Leafy greens do better in cooler weather than heads of lettuce, and they don’t require as much space or water to get started.  Think kale, chard, various Asian green varieties and spinach.  Mustard greens along with leafy lettuce are also viable options.  The thing to remember about leafy greens is that they all have different requirements and grow at different rates. 

For example, spinach has a pretty expansive root system, and they will need to be planted in larger containers in order to give them room to spread and grow.  On the other hand, some varieties of lettuce and Asian greens have shorter tap roots and don’t spread out as much under the soil.  Make sure that you are choosing appropriate pots and spacing plants far enough apart in order to give them the room they need to get off to a good start. 

It’s also important to remember that you don’t want to transplant seedlings more than once if possible.  Think about how big each one will be in 6-8 weeks after planting, and space them accordingly or place them in appropriate containers for best results.

Cabbage, Broccoli and Other Hearty Veggies


You can start planting cabbage, broccoli, cauliflower and Brussels sprouts as early as late February if you live in zones 5,6 or 7.  Those in more northern climates may have to wait until mid-March to get started.  However, even for those who start planting early in the warmer zones, the plants will need some form of protective covering that can help to minimize temperature extremes.  However, getting an early jump on these crops whether indoors or directly in the garden can translate into an extra harvest or two before the end of the season.

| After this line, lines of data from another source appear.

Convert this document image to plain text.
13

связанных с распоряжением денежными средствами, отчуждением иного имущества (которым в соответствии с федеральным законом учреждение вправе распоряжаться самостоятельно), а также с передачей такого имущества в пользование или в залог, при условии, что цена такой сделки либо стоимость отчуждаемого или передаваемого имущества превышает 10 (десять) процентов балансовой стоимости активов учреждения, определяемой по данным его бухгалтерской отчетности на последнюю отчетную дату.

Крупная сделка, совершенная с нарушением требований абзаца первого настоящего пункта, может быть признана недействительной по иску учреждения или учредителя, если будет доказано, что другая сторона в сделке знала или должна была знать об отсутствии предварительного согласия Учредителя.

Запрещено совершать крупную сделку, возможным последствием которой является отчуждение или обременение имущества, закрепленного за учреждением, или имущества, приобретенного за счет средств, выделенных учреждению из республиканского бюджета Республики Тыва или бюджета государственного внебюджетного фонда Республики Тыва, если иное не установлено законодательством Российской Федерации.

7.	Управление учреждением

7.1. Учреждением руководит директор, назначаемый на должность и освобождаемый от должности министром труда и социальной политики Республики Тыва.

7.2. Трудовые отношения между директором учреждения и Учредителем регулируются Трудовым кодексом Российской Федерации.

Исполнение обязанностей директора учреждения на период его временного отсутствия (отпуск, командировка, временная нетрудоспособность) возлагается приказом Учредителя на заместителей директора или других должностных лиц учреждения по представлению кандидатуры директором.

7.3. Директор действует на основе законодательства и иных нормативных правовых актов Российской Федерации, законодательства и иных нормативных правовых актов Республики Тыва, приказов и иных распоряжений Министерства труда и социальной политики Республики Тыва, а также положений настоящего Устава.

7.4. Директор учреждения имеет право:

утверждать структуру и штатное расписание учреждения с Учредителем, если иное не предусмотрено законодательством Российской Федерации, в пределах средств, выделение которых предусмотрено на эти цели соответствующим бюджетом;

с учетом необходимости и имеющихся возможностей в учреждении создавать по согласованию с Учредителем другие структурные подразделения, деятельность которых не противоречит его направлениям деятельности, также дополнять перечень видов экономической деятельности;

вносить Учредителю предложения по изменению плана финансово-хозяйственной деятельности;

Celery can take a long time to grow, so the sooner it gets planted, the better.  Since they can do very well in cooler conditions, you can plant seedlings as early as February in the warmer zones and March in the cooler ones.  In both cases, you can expect to get your first harvest around 5-6 months later. 



Onions are another hearty, cool weather crop, and it’s pretty easy to calculate when to start planting the seedlings.  Most onion seedlings need about 8 weeks to develop before being planted in the garden, and the best time to plant them is about 6 weeks before the last frost.  Just do the math based on your location and climate and plan accordingly.  In many cases, this means starting the seedlings in early to mid-February, and this will give you a fantastic jump on being able to harvest them earlier in the season.

As we get closer to spring and the upcoming growing season, remember that you don’t have to wait until the last frost passes to start growing many staple crops.  Consequently, this is the time to start getting your seedlings ready in addition to charting out when to start the rest of your crops.  Getting a jump on things now can help you to end up with a more resilient and productive garden that can flourish all season long.